Enfin Vlad Troïtskyi et son équipe ont mis sur pied et organisé un grand événement, le « Gogolfest » (Nicolas Gogol est né en Ukraine) , une manifestation monstre réunissant des artistes de toutes disciplines. Les premières années dans le gigantesque arsenal de Kiev puis dans les anciens studios de cinéma de la ville. Tout cela semble loin à l’heure où j’écris ces lignes, comme irréel.
En 2011, le festival Passages à Metz (dont Charles Tordjman était le directeur et dont j’étais alors le conseiller artistique), pour leur première venue en France avait voulu montrer tous les pans de cette aventure en invitant le groupe DakhaBrakha, le photographe Igor Gaïdaï repéré au Gogolfest et trois spectacles de la troupe du Dakh théâtre (d’où allaient naître les Dakh daughters) mis en scène par Vlad Troïtskyi. Soit Le roi Lear, prologue, Presqu’une pièce de Pirandello et La maison des chiens,Oedipe à partir d’un texte de Klim. Par la suite, Vlad Troïtskyi et le Dakh théâtre seront invités au Festival d’automne, au Théâtre Monfort, au printemps des Comédiens.Et ailleurs.

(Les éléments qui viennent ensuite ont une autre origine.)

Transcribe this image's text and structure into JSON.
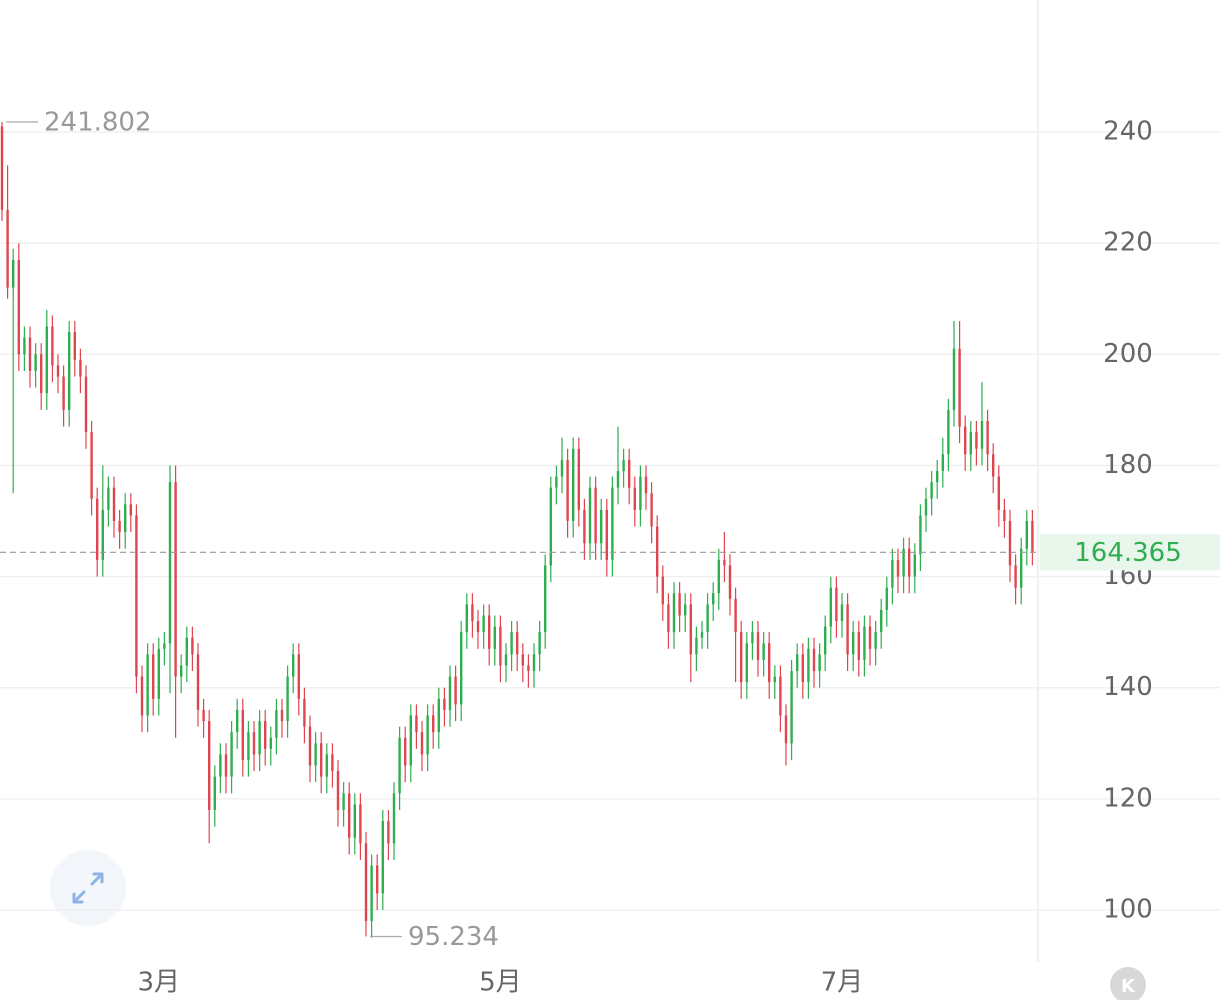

Hier soir, sur France-Inter, en préambule à la veillée organisée au Théâtre de Chaillot (retransmise sur France-Culture et France télévisions) à l’initiative de Lucie Berelowitsch (qui a monté un spectacle avec les Dakh Daugthers) et Stanislas Nordey, joint au téléphone à une trentaine de kilomètres de Kiev, Vlad Troïtskyi déclarait : « Beaucoup d’artistes prennent les armes pour défendre l’Ukraine, je pense cependant que certains artistes doivent lutter par les moyens de leur art. Hier je voulais rester à Kiev, aujourd’hui je veux partir pour exercer mon art.» Où qu’il aille, en Europe ou ailleurs, il en trouvera les moyens. Façon de compenser, un tant soit peu, ce qu’il disait hier soir en conclusion : « L’Europe ouvre bien tard les yeux sur ce monstre qu’est Vladimir Poutine ».